Standing vs Slowly moving - Another fun quote from the video “…people prefer to spend 20 minutes walking at a steady pace, rather than 20 minutes of standing.” This is the same thing for features and our customers. In project management this is all about communication. When a feature is not progressing (often because it is blocked by something), if you are not updating your customer it is equivalent to the feature “standing still.” Even the most basic updates like, “Sent the other system admins an email, but we are waiting to hear back” gives the customer some relief and understanding of what is going on. No, progress is not being made, but they are made aware that the team hasn’t abandoned the feature or ignored their (the customer’s) needs. That is the slow moving. To bring in the service rate from earlier, if the customer is waiting and the team has a low service rate(due to some other priorities or prerequisites that need to get finished) reminding the customer of their favorite feature’s place in the larger road map also enacts this “slow moving” concept. Half of my backlog grooming meetings are reiterating why priorities were originally set the way the are. Then we go into what may need to be adjusted or changed.

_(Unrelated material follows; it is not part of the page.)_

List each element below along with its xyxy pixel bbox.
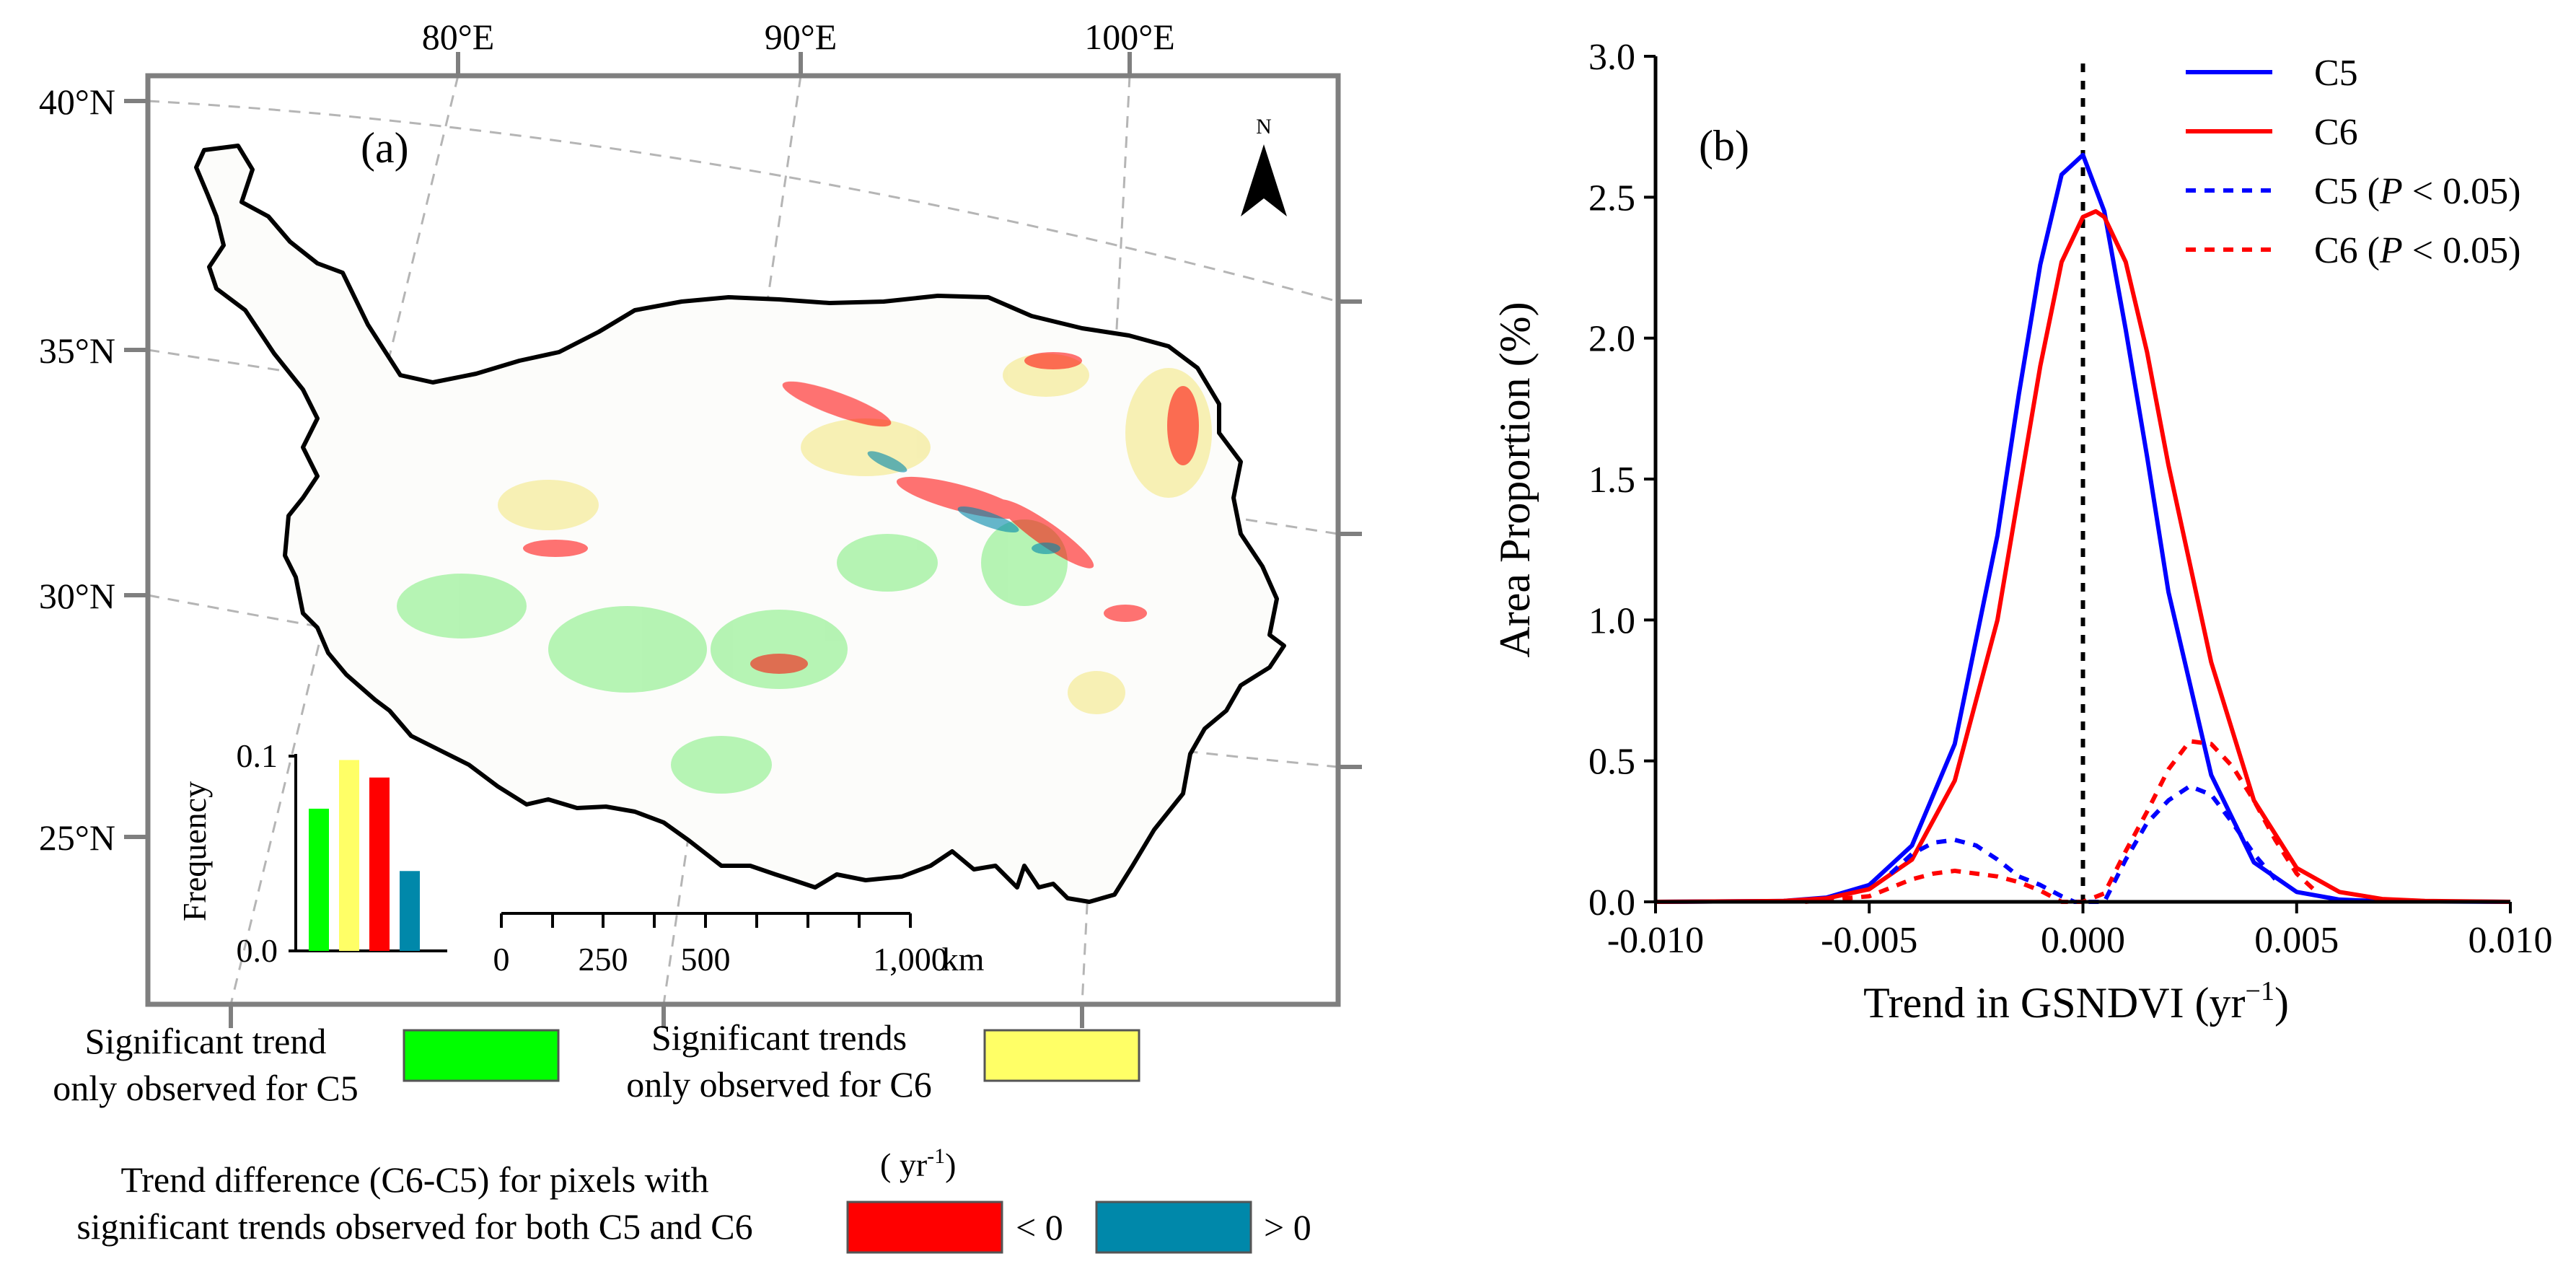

Inelastic Demand - In a lot of my previous points I note a difference between feature that a customer wants to get done and a feature that must get done. The latter is called inelastic demand, where the demand will not decrease regardless of the wait time (no balking). I can think of several features, both large and small, that qualify for this label. I can think of several more that my customer would say qualify for this label, but actually do not. That, to me, is the interesting tie-in to project management. For rides it is easy. The video gives examples of new Star Wars rides, and Harry Potter rides with 10 hour wait times, where they are the only reason people came to the park. In software development, these are core features that the software must do; the reason a user will even consider using the software. To be clear, I did not state “…consider using the software verses your competitors” because core features are not just what distinguishes your product, but what makes your product even be a product in the first place. For a scheduling software it is the ability to schedule or for a point-of-sale software it is taking payments (e.g. the most basic point-of-sale system you don’t need products, just type in the number and perform the transaction). These core features and requirements have inelastic demand as they must get done and you cannot go to market until they are.
Overall, this was a fun video that I absolutely enjoyed. I don’t often sit with a pad of paper writing notes on something I watch on YouTube. There were other notes I took that I need to go back and rewatch to either understand better or figure how it could fit in the project management world (if I can spare the time). I highly recommend taking a look and, if you are a fan or foe of Disney check out other videos by Defunctland (Kevin Perjurer). If you have thoughts on my critiques or other connections you made in this video let me know in the comments.
Of course, Thank you again Defunctland for such a great video!